# Number and asymptotic for cyclic sequences

Cyclic sequence is equivalence class of cyclic shift action.

If $a = (a_1, ... , a_i)_c$ is cyclic sequence then $(a_1, a_2, \ldots a_{i-1}, a_i)_c = (a_2, a_3, \ldots, a_i, a_1)_c = \ldots = (a_i, a_1, \ldots , a_{i-2}, a_{i-1})_c$.

Let $i = 2^n$, $\forall a$ $a_j \in \{0,1,2,3,4\}$, and $\forall a$ $|\{a_j:a_j \in a \}| < 4$.

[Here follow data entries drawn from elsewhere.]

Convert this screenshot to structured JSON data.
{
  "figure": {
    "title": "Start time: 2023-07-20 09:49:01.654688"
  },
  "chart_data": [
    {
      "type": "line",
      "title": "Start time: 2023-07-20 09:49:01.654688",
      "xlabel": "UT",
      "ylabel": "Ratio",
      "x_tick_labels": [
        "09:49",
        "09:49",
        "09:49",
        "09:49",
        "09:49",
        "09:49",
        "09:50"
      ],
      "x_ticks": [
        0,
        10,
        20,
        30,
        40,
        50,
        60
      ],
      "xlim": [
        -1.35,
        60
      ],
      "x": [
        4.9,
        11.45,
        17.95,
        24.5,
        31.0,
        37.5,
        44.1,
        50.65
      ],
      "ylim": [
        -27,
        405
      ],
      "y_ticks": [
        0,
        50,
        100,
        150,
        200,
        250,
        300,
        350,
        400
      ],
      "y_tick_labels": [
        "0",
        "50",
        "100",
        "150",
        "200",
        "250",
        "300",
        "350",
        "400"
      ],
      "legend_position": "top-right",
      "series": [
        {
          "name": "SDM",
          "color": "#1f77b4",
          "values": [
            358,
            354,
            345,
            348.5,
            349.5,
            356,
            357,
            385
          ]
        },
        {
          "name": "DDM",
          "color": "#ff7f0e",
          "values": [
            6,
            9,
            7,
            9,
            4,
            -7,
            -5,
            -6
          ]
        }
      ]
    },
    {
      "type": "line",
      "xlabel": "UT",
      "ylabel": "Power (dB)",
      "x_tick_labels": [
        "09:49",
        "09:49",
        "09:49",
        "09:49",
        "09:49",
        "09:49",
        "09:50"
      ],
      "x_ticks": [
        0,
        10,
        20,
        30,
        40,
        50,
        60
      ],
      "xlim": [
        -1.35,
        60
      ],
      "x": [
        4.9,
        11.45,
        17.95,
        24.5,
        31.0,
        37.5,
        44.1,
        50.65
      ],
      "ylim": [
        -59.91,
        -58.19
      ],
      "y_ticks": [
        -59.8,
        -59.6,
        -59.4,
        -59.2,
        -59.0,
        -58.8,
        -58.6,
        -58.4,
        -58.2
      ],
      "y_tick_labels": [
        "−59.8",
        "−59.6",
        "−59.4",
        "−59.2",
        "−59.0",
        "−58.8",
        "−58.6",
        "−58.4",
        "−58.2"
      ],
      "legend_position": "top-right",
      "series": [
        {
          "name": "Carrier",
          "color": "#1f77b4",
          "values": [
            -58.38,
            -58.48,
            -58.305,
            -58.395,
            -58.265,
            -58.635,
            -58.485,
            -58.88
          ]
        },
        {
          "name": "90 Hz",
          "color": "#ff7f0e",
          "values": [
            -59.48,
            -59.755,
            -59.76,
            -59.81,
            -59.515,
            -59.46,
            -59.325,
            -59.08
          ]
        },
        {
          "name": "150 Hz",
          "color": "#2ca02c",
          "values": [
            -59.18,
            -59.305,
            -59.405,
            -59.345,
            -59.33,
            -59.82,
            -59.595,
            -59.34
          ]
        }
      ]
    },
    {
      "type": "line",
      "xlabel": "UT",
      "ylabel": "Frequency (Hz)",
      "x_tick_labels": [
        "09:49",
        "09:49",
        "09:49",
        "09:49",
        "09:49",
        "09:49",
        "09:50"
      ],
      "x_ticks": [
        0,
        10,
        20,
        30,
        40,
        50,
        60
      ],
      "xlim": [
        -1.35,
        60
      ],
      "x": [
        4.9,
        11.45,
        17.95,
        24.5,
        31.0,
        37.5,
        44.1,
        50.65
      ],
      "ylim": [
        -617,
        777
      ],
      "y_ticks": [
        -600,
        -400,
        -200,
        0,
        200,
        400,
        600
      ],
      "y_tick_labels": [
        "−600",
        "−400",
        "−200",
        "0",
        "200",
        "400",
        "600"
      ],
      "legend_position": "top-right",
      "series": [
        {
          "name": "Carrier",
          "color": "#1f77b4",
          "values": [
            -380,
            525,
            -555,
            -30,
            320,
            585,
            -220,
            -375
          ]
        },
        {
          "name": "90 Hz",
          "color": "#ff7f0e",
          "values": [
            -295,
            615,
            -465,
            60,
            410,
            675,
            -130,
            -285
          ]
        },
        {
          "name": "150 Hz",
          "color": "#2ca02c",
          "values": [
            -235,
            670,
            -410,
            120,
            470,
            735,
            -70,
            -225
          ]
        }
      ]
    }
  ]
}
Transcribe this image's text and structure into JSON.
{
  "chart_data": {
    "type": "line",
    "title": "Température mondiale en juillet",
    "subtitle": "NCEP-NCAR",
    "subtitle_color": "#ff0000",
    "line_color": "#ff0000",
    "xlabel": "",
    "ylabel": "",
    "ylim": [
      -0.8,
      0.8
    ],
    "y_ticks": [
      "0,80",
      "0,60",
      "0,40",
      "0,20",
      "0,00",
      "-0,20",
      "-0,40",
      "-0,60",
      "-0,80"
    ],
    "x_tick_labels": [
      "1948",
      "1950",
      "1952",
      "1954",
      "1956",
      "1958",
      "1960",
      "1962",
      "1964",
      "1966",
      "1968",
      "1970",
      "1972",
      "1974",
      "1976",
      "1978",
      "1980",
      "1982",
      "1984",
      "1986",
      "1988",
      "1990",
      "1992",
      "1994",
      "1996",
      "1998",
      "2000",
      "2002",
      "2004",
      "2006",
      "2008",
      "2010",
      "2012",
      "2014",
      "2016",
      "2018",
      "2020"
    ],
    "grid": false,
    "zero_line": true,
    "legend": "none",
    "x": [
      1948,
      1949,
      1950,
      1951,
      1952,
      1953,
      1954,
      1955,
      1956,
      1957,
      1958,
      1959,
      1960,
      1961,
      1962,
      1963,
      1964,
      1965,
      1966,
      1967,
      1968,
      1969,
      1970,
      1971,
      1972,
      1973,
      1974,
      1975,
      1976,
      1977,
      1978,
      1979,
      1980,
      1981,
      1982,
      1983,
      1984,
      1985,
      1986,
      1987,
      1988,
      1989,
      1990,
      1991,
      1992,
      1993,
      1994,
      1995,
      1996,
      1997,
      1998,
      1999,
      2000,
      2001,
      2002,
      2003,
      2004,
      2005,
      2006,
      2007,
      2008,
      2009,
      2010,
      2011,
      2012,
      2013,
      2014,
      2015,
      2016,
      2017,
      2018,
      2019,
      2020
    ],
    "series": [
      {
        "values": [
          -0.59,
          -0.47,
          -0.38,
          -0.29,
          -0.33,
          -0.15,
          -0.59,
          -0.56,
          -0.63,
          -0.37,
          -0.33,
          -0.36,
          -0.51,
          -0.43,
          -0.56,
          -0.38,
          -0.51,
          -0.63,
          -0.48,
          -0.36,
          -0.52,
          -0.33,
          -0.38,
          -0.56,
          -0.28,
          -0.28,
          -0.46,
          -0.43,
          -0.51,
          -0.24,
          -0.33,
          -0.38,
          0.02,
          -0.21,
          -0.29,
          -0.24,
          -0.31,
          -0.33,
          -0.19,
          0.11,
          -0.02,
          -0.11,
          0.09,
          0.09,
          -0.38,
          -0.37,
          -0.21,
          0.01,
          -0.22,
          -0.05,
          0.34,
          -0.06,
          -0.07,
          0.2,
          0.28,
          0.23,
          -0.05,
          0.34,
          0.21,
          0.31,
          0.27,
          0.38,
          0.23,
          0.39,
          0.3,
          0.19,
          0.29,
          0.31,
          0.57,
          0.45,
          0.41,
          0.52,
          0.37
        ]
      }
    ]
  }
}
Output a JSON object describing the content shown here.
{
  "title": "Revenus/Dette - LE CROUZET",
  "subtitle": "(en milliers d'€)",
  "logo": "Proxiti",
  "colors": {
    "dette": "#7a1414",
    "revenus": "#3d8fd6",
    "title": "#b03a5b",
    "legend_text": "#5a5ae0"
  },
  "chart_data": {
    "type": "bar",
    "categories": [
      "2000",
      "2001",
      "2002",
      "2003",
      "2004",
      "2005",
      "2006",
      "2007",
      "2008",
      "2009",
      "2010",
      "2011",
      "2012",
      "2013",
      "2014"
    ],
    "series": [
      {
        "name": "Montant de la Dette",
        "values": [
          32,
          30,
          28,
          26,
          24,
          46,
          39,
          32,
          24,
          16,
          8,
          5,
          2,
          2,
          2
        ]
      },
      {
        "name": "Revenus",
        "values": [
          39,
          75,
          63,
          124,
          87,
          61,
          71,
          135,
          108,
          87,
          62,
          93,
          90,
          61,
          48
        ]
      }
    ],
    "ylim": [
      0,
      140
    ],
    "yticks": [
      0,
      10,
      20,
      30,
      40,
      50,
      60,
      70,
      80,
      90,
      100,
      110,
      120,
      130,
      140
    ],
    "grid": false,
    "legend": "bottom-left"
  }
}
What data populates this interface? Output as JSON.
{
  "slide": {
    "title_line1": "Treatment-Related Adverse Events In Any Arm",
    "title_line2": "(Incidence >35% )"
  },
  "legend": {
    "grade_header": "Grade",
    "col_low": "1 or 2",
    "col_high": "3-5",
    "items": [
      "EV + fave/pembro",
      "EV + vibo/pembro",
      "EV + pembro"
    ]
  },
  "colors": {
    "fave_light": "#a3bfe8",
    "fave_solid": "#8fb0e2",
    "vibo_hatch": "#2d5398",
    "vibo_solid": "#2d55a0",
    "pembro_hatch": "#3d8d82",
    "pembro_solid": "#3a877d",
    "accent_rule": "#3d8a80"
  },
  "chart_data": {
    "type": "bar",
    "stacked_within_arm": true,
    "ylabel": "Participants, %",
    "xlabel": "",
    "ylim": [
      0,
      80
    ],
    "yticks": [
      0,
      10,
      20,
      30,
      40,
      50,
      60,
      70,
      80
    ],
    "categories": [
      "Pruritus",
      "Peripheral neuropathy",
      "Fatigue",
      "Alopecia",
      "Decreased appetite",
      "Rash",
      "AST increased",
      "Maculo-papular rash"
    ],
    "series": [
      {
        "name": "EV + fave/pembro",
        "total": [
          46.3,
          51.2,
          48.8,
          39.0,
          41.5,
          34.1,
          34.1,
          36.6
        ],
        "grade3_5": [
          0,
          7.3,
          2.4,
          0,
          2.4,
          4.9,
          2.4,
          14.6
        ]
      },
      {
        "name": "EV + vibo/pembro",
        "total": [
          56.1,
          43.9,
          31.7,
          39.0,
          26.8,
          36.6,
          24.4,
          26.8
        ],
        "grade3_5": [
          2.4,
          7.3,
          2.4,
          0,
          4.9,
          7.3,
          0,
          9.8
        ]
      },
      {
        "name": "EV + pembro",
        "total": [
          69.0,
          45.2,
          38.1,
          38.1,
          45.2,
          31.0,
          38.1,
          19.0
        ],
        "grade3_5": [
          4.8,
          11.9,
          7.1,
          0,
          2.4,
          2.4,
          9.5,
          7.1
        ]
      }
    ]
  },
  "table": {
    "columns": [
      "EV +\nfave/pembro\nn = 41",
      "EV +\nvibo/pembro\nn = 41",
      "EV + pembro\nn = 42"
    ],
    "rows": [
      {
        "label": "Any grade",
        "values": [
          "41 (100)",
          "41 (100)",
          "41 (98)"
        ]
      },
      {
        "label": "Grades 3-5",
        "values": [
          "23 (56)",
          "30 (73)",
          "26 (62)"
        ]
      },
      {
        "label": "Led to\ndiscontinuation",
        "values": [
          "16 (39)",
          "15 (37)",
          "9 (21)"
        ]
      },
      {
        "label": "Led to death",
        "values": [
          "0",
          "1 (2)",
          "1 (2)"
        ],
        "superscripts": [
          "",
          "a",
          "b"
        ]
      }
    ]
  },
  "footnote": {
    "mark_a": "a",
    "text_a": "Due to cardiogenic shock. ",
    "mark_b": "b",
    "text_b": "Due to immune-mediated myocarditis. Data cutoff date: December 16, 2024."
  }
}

I want to find number and asymptotic for all such cyclic sequences.

Thank you for any help!

• But what is $A$? Oct 22, 2015 at 12:18
• @Fedor Petrov, sequence, i fix it
– G H
Oct 22, 2015 at 12:22

You are essentially counting necklaces, see e.g. http://theory.cs.uvic.ca/inf/neck/NecklaceInfo.html. The number of necklaces of length $l$ over a $k$-element alphabet is

$N_k(l)=\frac{1}{l}\sum_{d|l}\phi(\frac{l}{d})k^d$.

In your case, $l=2^n$, so the above simplifies to

$N_k^*(n)=2^{-n}\sum_{j=0}^n2^{n-j-1}k^{2^j} = \sum_{j=0}^n2^{-j-1}k^{2^j}$.

Finally, the constraints (at most $3$ different symbols from $\{0,\dots,4\}$) get you an inclusion-exclusion chain

$\binom{5}{3}N_3^*(n)-\binom{5}{2}N_2^*(n)+\binom{5}{1}N_1^*(n) = 5 \sum_{j=0}^n2^{-j-1}(2\cdot3^{2^j}-2\cdot 2^{2^j}+1)$

for the number you are seeking.